2.5.4. Loss of heterozygosity.

A chromosomal region in which the existence of genes may be inferred by loss of heterozygosity can be designated by a symbol consisting of the letters LOH, the chromosome number, CR (for chromosomal region) and then an arbitrary number. 2.6. Letters reserved for specific usage

2.6.1 Certain letters, or combinations of letters are used as the last letter in a symbol to represent a specific meaning, these are P for pseudogene (but note also BP for binding protein), L for like (see 2.1.), R for receptor or regulator, N or NH for inhibitor. The use of these for other meanings should be avoided where possible.
2.6.2 If the name of a gene contains a character or property for which there is a recognized abbreviation, the abbreviation should be used. Example: the single-letter abbreviation for amino acids (Table 3) used in aminoacyl residues, or approved biochemical abbreviations such as GLC for glucose and GSH for glutathione.

3. Allele terminology

Allele terminology is now the responsibility of the Mutation Database (ref/URL) 4. Printing Gene and Allele Symbols

Gene and allele symbols are underlined in manuscript and italicized in print. Italics need not be used in catalogs. It may be convenient in manuscripts, computer printouts and in printed text to designate a gene symbol by following it with an asterisk (e.g. PGM1*). When only allele symbols are displayed they can be preceded by an asterisk. For example, for PGM1*1, the allele is printed as *1.

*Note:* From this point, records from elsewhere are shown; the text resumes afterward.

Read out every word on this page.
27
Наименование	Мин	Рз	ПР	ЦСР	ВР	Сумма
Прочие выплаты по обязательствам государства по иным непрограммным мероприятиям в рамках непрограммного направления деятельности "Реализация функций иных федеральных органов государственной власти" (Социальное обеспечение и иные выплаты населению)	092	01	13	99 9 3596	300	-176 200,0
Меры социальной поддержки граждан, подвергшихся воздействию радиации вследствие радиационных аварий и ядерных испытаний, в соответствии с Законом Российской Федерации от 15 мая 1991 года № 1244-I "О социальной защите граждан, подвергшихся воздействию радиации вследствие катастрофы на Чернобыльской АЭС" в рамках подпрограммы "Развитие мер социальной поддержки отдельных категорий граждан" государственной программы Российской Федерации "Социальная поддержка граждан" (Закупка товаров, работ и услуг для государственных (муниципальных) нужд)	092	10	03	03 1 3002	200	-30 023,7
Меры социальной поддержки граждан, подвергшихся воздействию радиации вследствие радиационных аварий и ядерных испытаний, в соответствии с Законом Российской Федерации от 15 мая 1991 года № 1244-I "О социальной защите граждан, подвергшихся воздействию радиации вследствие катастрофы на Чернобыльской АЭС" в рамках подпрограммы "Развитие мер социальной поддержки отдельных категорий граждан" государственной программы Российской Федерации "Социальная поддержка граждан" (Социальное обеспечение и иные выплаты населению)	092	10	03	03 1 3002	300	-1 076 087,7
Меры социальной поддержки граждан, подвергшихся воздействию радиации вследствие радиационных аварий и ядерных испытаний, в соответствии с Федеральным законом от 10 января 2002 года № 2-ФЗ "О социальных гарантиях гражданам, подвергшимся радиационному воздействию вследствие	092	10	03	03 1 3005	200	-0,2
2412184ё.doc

Table 1: Species Abbreviations

	abbreviation	Species
	HSA	Homo sapiens
	PTR	Pan troglodytes (chimpanzee)
	GGO	Gorilla gorilla
	PPY	Pongo pygmaeus (orangutan)
	MMU	Mus musculus
	RNO	Rattus norvegicus
	MML	Macaca mulatta (Rhesus monkey)
	CAE	Cercopithecus aethiops (African green monkey)
	PPA	Papio papio (baboon)
	FCA	Felis catus (cat)
	CGR	Cricetulus griseus (hamster)
	OOV	Ovies ovies (sheep)
	BBO	Bos bovinus (cattle)
	SSC	Sus scrofa (pig)
	OCU	Oryctolagus cuniculus (rabbit)
	MRU	Macropus rufus (red kangaroo)

Table 2: Greek-to-Latin alphabet conversion

Greek	Lower case	Latin upper case conversion
a	alpha	A
[beta]	beta	B
[gamma]	gamma	G
d	delta	D
[epsilon]	epsilon	E
[zeta]	zeta	Z
[eta]	eta	H
[theta]	theta	Q
[iota]	iota	I
[kappa]	kappa	K
[lambda]	lambda	L
u	mu	M
[nu]	nu	N
[xi]	xi	X
[omicron]	omicron	O
[pi]	pi	P
[rho]	rho	R
[sigma]	sigma	S
[tau]	tau	T
[upsilon]	upsilon	Y
[phi]	phi	F
[chi]	chi	C
[psi]	psi	U
[omega]	omega	W

Table 3: Single-letter amino acid symbols

Amino acid	Three-letter symbol	One-letter symbol
Alanine	Ala	A
Arginine	Arg	R
Asparagine	Asn	N
Aspartic acid	Asp	D
Asn +Asp	Asx	B
Cysteine	Cys	C
Glutamine	Gln	Q
Glutamic acid	Glu	E
Gln + Glu	Glx	Z
Glycine	Gly	G
Histidine	His	H
Isoleucine	Ile	I
Leucine	leu	L
Lysine	Lys	K
Methionine	Met	M
Phenylalanine	Phe	F
Proline	Pro	P
Serine	Ser	S
Threonine	Thr	T
Tryptophan	Trp	W
Tyrosine	Tyr	Y
Valine	Val	V

5. Acknowledgements: The Nomenclature meeting held in Toronto on 5th March 1997 was made possible by the support of the EU, through a contract to HUGO.

6. Reference: J.A. White, P.J. McAlpine, S. Antonarakis, H. Cann, K. Frazer, J. Frezal, D. Lancet, J. Nahmias, P. Pearson, J. Peters, A. Scott, H. and the attendees at the nomenclature meeting 5^th of March 1997.